"Maafkan aku, Naura. Aku tak bisa melanjutkan hubungan kita lagi."
"A-apa yang kau u-ucapkan? Aku gak terlalu jelas mendengarnya."
Pria itu menghela napas panjang. "Kita putus!"
"Ke-kenapa?"
Naura tak menyangka akan mendengar kalimat yang paling menyakitkan di telinganya, setelah melakukan kencan indah bersama sang kekasih beberapa menit yang lalu. Padahal pria yang dicintainya inilah sejam yang lalu merancang acara kencan indah mereka. Dengan repotnya membuang tenaganya menjadi sia-sia belaka, yang ujung-ujungnya justeru memberikan luka batin padanya. Yang entah sanggup atau tidak setelah ini dia menjalani hari-harinya kembali. Kalau pada akhirnya akan jadi begini, tentu dia menolak ajakan kencan indah tapi menyakitkan ini. Perlahan buliran bening mengalir di sudut mata indah gadis manis ini.
"Ke-kenapa secepat ini?" tanya Naura dengan bibir bergetar. Hal yang paling ditakutinya selama bernapas adalah kata putus dari sosok yang paling dicintainya. Baginya, sosok ini adalah separuh napasnya. Bila dia pergi meninggalkannya, maka separuh jiwanya akan ikut pergi dari raganya.

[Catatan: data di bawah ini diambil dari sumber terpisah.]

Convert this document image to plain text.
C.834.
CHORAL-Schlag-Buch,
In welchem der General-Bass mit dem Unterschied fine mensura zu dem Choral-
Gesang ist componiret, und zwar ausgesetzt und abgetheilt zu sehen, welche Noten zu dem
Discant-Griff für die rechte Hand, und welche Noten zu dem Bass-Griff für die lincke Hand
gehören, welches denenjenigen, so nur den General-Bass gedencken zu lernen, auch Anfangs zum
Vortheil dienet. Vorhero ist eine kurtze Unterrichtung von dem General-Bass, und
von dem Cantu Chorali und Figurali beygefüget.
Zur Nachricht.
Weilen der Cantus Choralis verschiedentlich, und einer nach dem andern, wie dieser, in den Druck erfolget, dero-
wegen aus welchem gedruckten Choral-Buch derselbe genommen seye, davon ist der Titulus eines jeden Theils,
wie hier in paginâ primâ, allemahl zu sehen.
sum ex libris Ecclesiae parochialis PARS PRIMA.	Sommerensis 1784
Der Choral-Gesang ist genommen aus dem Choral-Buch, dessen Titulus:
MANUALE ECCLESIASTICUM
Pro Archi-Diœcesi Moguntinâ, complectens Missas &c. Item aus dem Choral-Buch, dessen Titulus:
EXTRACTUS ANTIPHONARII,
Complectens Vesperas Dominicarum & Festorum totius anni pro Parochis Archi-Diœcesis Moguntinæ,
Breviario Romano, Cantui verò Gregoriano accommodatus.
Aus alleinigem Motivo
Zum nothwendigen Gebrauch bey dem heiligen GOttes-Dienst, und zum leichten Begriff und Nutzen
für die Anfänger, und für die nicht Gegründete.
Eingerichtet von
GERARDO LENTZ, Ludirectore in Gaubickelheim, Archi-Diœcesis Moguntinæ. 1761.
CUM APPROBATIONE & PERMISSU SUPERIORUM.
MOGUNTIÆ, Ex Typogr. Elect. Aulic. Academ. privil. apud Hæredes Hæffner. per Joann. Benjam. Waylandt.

"Kenapa kau ingin putus dariku?" tanya Naura lagi dengan isakan makin terdengar jelas dari cela bibirnya.
"Kurasa kau sudah tahu jawabannya sendiri, Naura."
Jantung Naura seolah berhenti berdetak saat itu juga. Air matanya telah menganak sungai. Ia tahu jawabannya dengan pasti.
"A-apa karena a-aku gak bisa memberikan seorang anak padamu?"
"Ya."
Kejam dan dingin. Jawaban yang didengarnya dari belah bibir pria di depannya ini.
"Maka dari itu, sebelum melangkah lebih jauh ke jenjang pernikahan, lebih baik aku akhiri saja hubungan kita."
Naura terduduk lemas di aspal jalan. Ia menangis meraung. Tak peduli bila dilihat oleh pejalan kaki lainnya. Tak ada harapan lagi. Pria yang disangkanya akan mengerti keadaan dia sepenuhnya, juga tak mengerti dirinya.
"Sekali lagi maafkan aku, Naura."
"Kau tega padaku?” tangisnya.
"Mengertilah, Naura. Aku juga butuh anak untuk meneruskan keturunanku."
"Enggak. Aku gak mau mengerti. Kembali padaku. Kumohon. Arrrgh!" Naura memekik. Menatap nanar punggung dingin pria itu tanpa berlari untuk mengejarnya. Ia tak sanggup. Kalimat terakhir pria itu mampu membuat kakinya menjadi berat bagai besi baja yang tertanam kuat di aspal jalan.
Mengertilah Naura. Aku butuh anak untuk meneruskan keturunanku ....
***
“Aku butuh anak untuk meneruskan keturunanku ...”
Berangsur-angsur Naura membuka mata. Pandangannya kosong menatap langit-langit kamar. Meraba pipinya. Tanpa disadarinya, bulir bening telah berjatuhan di sudut matanya ketika mengingat kembali mimpinya tadi. Mimpi buruk yang selalu menghantuinya selama dua tahun belakangan ini. Kenangan pahit yang berusaha untuk dilupakannya, justeru menjadi mimpi paling buruk baginya.
Naura mendesah. Membalik tubuhnya. Berusaha untuk kembali memejamkan mata. Namun gagal total. Ingatan tentang mimpi buruknya justeru makin menancap kuat di pikirannya, memerintahkan otaknya untuk terus bekerja, tidak mau kompromi dengan tubuhnya yang terasa lelah. Mengembuskan napas pendek. Dengan malas-malasan Naura bangun dari baringannya. Duduk di sisi petiduran. Matanya memandang kosong pada dinding kamar yang cat-catnya mulai memudar.
Lalu sekarang apa yang akan dilakukannya?
Diliriknya jam beker di atas nakas di sampingnya. 00.30 AM. Masih sangat malam. Sebaiknya ia ambil air wudhu dan sholat tahajud. Mungkin setelah sholat, hatinya bisa menjadi tenang dan bisa tidur lagi.